С того самого дня, когда Эдвард был переведен в госпиталь, для Анны началась совершенно новая жизнь. Здесь, в стенах госпиталя, перед нею открылся особый, незнакомый ей доселе мир.
В небольшой палате, куда после операции был перенесен Эдвард, почти вплотную стояли двенадцать низеньких коек. И на каждой из этих коек, покрытых однотонными, мышиного цвета одеялами, жила особая, не похожая на другие жизнь, со своим миром чувств и переживаний.

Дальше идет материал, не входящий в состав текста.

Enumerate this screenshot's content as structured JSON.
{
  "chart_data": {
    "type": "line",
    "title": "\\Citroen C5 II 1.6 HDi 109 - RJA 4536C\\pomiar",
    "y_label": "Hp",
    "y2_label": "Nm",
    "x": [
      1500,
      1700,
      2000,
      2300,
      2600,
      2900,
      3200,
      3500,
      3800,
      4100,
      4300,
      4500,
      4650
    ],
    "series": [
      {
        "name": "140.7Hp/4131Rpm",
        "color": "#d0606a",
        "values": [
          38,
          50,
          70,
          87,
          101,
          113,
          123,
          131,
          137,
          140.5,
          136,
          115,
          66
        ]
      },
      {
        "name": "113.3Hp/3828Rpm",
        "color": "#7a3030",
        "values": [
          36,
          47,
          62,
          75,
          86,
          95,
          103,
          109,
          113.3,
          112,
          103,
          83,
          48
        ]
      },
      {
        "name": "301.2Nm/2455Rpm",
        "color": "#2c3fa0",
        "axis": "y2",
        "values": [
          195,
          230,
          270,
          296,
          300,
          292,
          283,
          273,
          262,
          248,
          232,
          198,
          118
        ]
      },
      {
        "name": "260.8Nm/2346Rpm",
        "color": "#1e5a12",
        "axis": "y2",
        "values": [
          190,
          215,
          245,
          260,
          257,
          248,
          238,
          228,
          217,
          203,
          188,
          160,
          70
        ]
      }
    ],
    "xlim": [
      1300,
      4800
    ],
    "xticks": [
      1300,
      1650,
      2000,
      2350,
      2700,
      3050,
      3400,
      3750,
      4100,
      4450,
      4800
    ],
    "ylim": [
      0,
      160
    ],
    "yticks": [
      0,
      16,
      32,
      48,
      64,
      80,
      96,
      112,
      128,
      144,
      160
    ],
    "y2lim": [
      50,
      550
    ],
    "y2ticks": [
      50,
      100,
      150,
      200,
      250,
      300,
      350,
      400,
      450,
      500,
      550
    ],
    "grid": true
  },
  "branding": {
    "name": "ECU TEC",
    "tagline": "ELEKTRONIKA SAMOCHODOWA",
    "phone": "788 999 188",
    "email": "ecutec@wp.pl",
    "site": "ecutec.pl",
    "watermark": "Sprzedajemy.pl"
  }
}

Достаточно было одного неосторожного слова, чтобы больной растревожился, потерял покой.
Анна болела душой за каждого раненого и старалась по мере сил облегчить людские страдания.

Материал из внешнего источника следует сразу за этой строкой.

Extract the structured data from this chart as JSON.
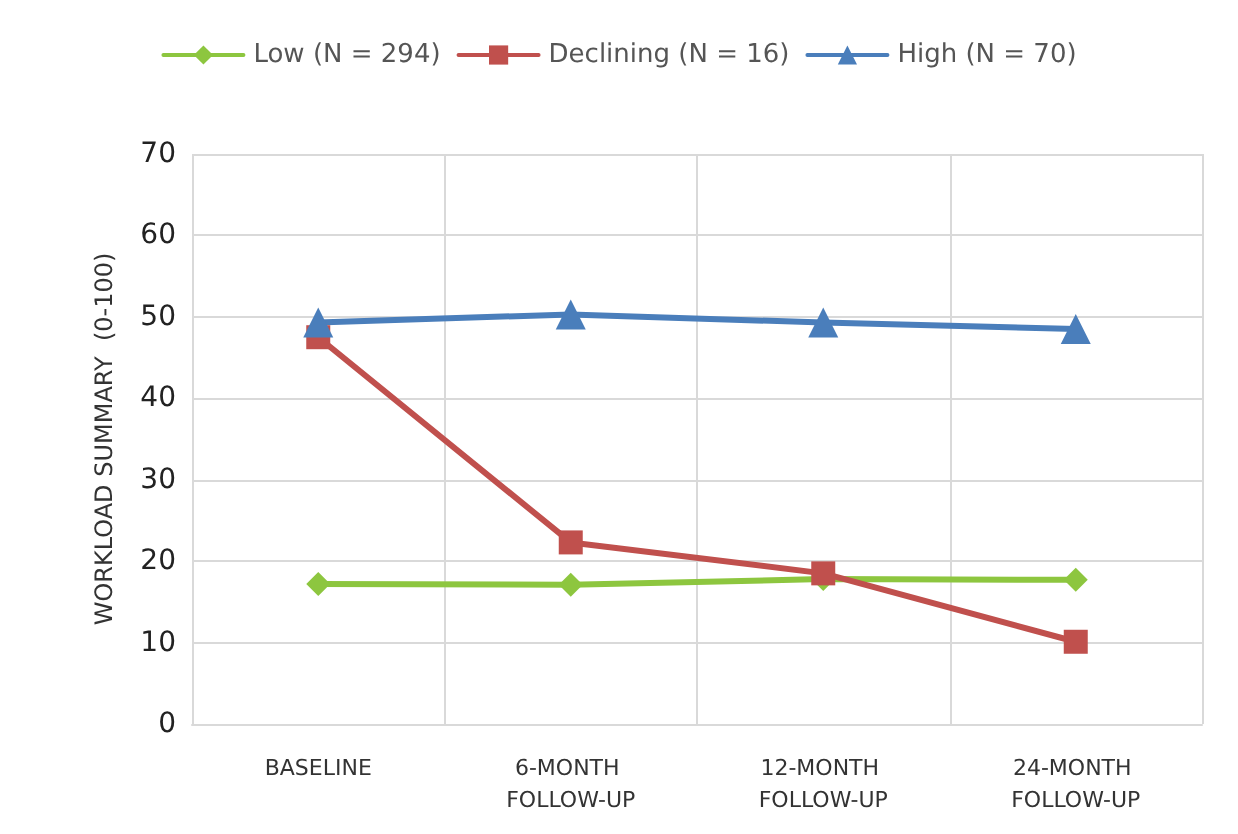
{
  "chart_data": {
    "type": "line",
    "ylabel": "WORKLOAD SUMMARY  (0-100)",
    "categories": [
      "BASELINE",
      "6-MONTH FOLLOW-UP",
      "12-MONTH FOLLOW-UP",
      "24-MONTH FOLLOW-UP"
    ],
    "series": [
      {
        "name": "Low (N = 294)",
        "color": "#8dc63f",
        "marker": "diamond",
        "values": [
          17.2,
          17.1,
          17.8,
          17.7
        ]
      },
      {
        "name": "Declining (N = 16)",
        "color": "#c0504d",
        "marker": "square",
        "values": [
          47.5,
          22.3,
          18.5,
          10.1
        ]
      },
      {
        "name": "High (N = 70)",
        "color": "#4a7ebb",
        "marker": "triangle",
        "values": [
          49.3,
          50.3,
          49.3,
          48.5
        ]
      }
    ],
    "ylim": [
      0,
      70
    ],
    "yticks": [
      0,
      10,
      20,
      30,
      40,
      50,
      60,
      70
    ],
    "grid": true,
    "legend": "top",
    "line_style": "solid"
  }
}
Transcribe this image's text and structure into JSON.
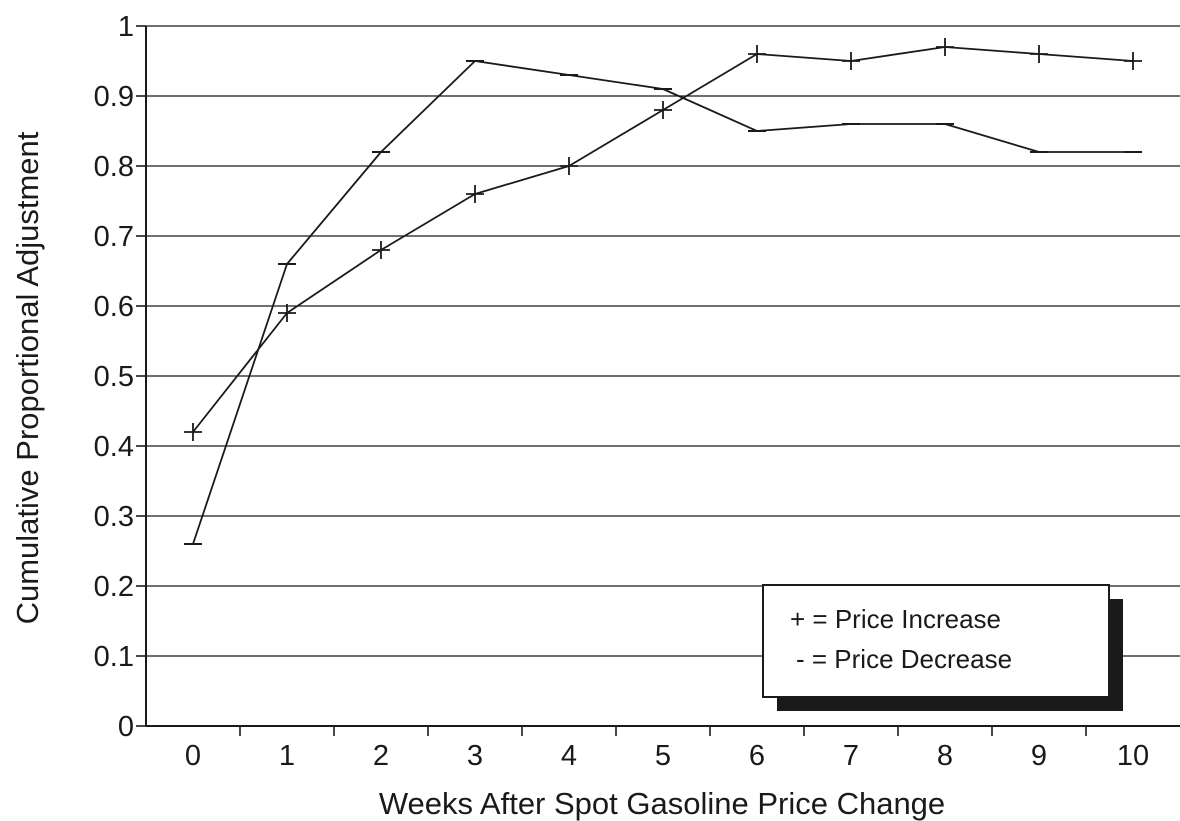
{
  "chart_data": {
    "type": "line",
    "title": "",
    "xlabel": "Weeks After Spot Gasoline Price Change",
    "ylabel": "Cumulative Proportional Adjustment",
    "x": [
      0,
      1,
      2,
      3,
      4,
      5,
      6,
      7,
      8,
      9,
      10
    ],
    "xlim": [
      -0.5,
      10.5
    ],
    "ylim": [
      0,
      1
    ],
    "x_ticks": [
      "0",
      "1",
      "2",
      "3",
      "4",
      "5",
      "6",
      "7",
      "8",
      "9",
      "10"
    ],
    "y_ticks": [
      "0",
      "0.1",
      "0.2",
      "0.3",
      "0.4",
      "0.5",
      "0.6",
      "0.7",
      "0.8",
      "0.9",
      "1"
    ],
    "grid": "horizontal",
    "legend_position": "bottom-right",
    "series": [
      {
        "key": "increase",
        "marker": "+",
        "legend_label": "+ = Price Increase",
        "values": [
          0.42,
          0.59,
          0.68,
          0.76,
          0.8,
          0.88,
          0.96,
          0.95,
          0.97,
          0.96,
          0.95
        ]
      },
      {
        "key": "decrease",
        "marker": "-",
        "legend_label": "- = Price Decrease",
        "values": [
          0.26,
          0.66,
          0.82,
          0.95,
          0.93,
          0.91,
          0.85,
          0.86,
          0.86,
          0.82,
          0.82
        ]
      }
    ],
    "colors": {
      "line": "#1a1a1a",
      "grid": "#1a1a1a",
      "legend_shadow": "#1a1a1a",
      "background": "#ffffff"
    }
  }
}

— Сестрица Анна, сам бог тебя послал, — говорил ей хмурый пожилой солдат, сибиряк Прохор. И в эти минуты его грубый, неприятный для слуха голос звучал тепло и дружелюбно.
У Прохора была раздроблена нога. Он хорошо знал, что ему не миновать ампутации, но держался мужественно, не поддавался.
Никто из сопалатников не знал Прохора до ранения, а сам он туго сближался с людьми и не любил о себе рассказывать. Поэтому никому не было известно, где он сражался и при каких обстоятельствах был ранен. И только когда его навестили товарищи по части, все узнали о мужестве этого хмурого, молчаливого человека.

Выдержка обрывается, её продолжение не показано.